Le blog de michel koppera
Premier roman d'Elena Ferrante, "L'amour harcelant" est paru en 1992. Publié en France chez Gallimard en 1995, on le trouve en poche Folio, n° 6755 (220 pages)
Comme dans la plupart des ouvrages d'Elena Ferrante, le récit a pour cadre la ville et la région de Naples.
Extrait page 88-89: Delia , la narratrice, se trouve dans une boutique de lingerie fine où des bourgeoises napolitaines essaient des sous-vêtements.
" Je lançai un regard aux personnes auxquelles avait fait allusion la vendeuse : femmes qui hurlaient dans un dialecte plein d'une allégresse féroce, riaient bruyamment, étaient couvertes de bijoux très précieux, sortaient des cabines en slip et soutien-gorge ou en succcincts maillots de bain peau de léopard, dorés, argent, étalaient des chairs abondantes striées de vergetures et trouées de cellulite, se contemplaient le pubis et les fesses, se soulevaient les seins dans la coupe de leurs mains, ignoraient les vendeuses et s'adressaient dans ces poses à une espèce de videur tiré à quatre épingles et déjà bronzé, placé là exprès pour canaliser leur flux de lires et menacer des yeux les vendeuses inefficaces.
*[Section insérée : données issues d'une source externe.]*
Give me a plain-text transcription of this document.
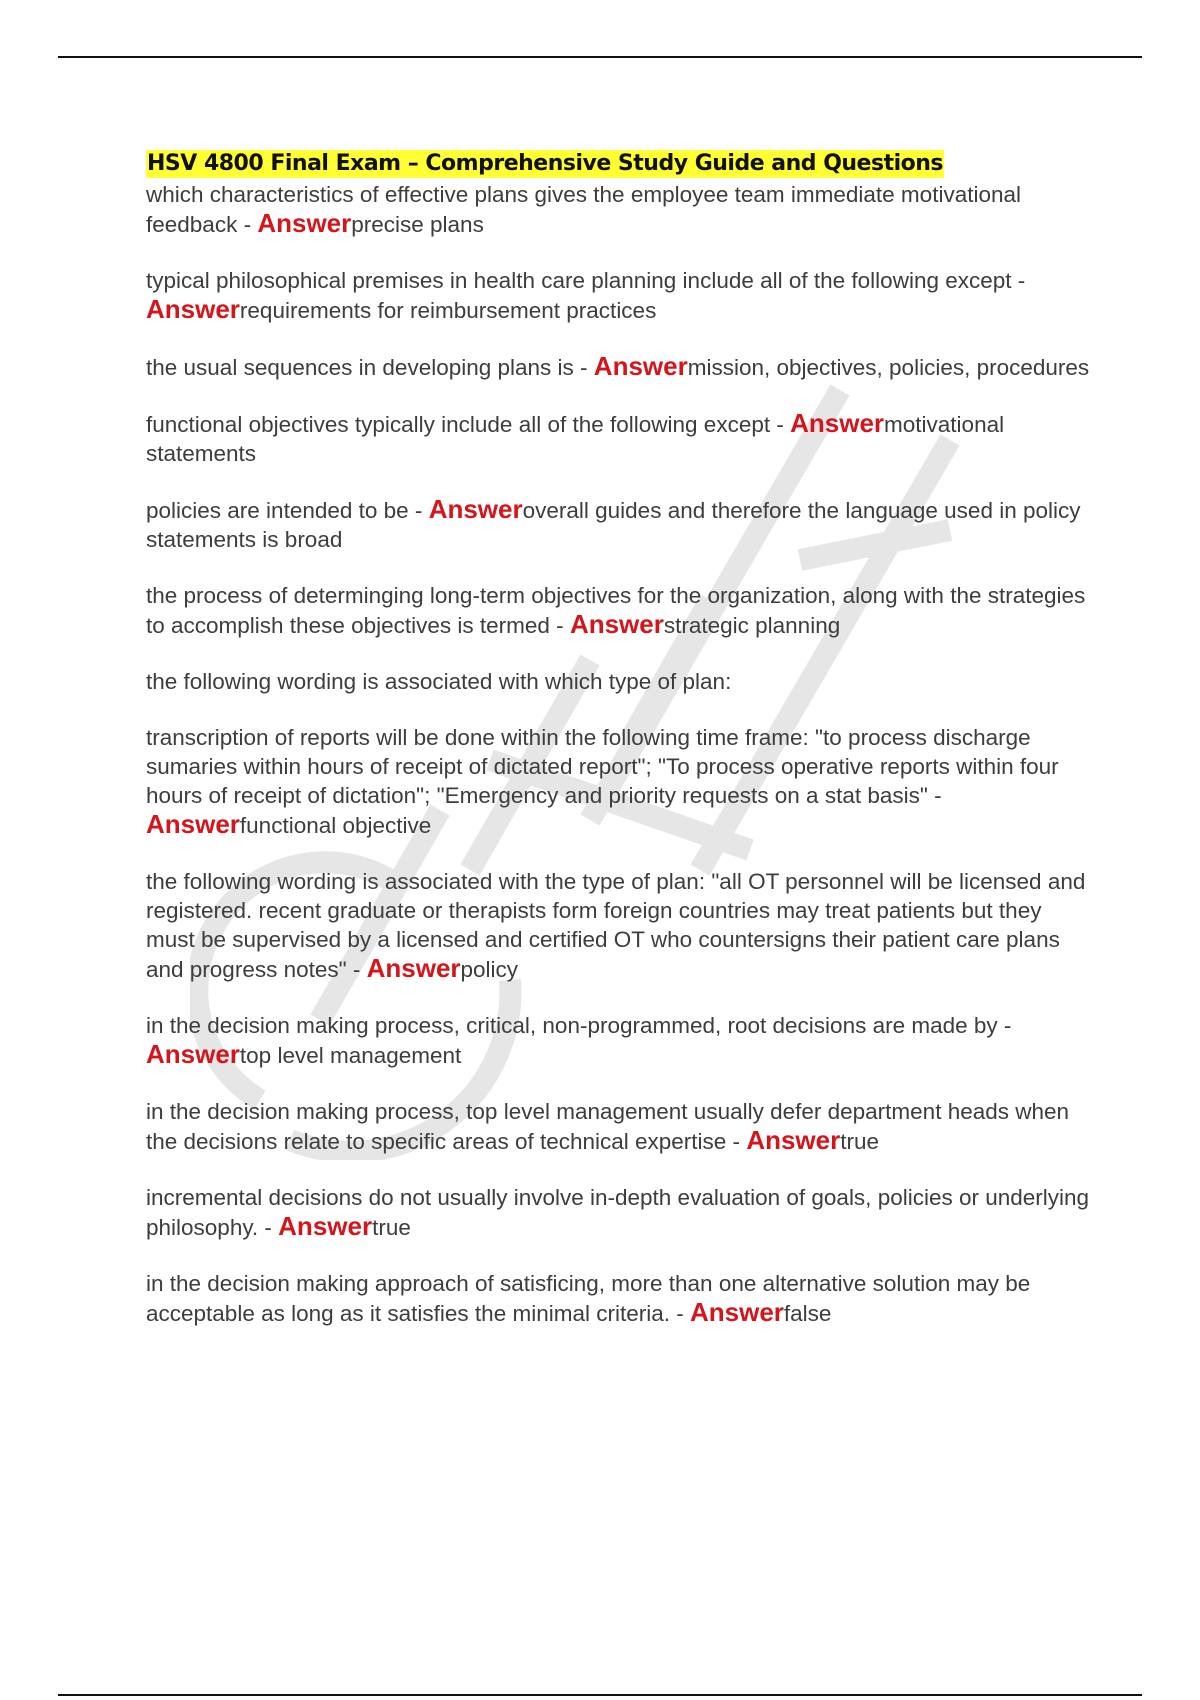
HSV 4800 Final Exam – Comprehensive Study Guide and Questions

which characteristics of effective plans gives the employee team immediate motivational feedback - Answerprecise plans

typical philosophical premises in health care planning include all of the following except - Answerrequirements for reimbursement practices

the usual sequences in developing plans is - Answermission, objectives, policies, procedures

functional objectives typically include all of the following except - Answermotivational statements

policies are intended to be - Answeroverall guides and therefore the language used in policy statements is broad

the process of determinging long-term objectives for the organization, along with the strategies to accomplish these objectives is termed - Answerstrategic planning

the following wording is associated with which type of plan:

transcription of reports will be done within the following time frame: "to process discharge sumaries within hours of receipt of dictated report"; "To process operative reports within four hours of receipt of dictation"; "Emergency and priority requests on a stat basis" - Answerfunctional objective

the following wording is associated with the type of plan: "all OT personnel will be licensed and registered. recent graduate or therapists form foreign countries may treat patients but they must be supervised by a licensed and certified OT who countersigns their patient care plans and progress notes" - Answerpolicy

in the decision making process, critical, non-programmed, root decisions are made by - Answertop level management

in the decision making process, top level management usually defer department heads when the decisions relate to specific areas of technical expertise - Answertrue

incremental decisions do not usually involve in-depth evaluation of goals, policies or underlying philosophy. - Answertrue

in the decision making approach of satisficing, more than one alternative solution may be acceptable as long as it satisfies the minimal criteria. - Answerfalse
Ce n'était pas la clientèle que je m'étais imaginée. On aurait dit des femmes dont les hommes s'étaient enrichis d'un seul coup et facilement, les jetant dans un luxe provisoire dont elles étaient contraintes de jouir avec une sous-culture de sous-sol humide et surpeuplé, de bandes dessinées semi-pornos, d'obscénités ressassées comme des rengaines. C'étaient des femmes contraintes dans une ville-maison d'arrêt, d'abord corrompues par la misère et maintenant par l'argent, sans solution de continuité. À les voir et à les entendre, je me rendis compte que je devenais intolérante. Elles se comportaient avec cet homme comme mon père s'imaginait que se comportaient les femmes, comme il imaginait que se comportait sa femme à peine il tournait les talons, comme aussi peut-être Alamia (la mère de la narratrice) avait rêvé pendant toute sa vie de se comporter : une femme du monde qui se baisse sans être forcée de mettre deux doigts au milieu de son décolleté, qui croise ses jambes sans faire attention à sa jupe, qui rit avec vulgarité, qui se couvre d'ors et déborde de tout son corps en sollicitations sexuelles continuelles et indifférenciées, joutant entre quatre yeux avec les hommes dans la lice de l'obscène."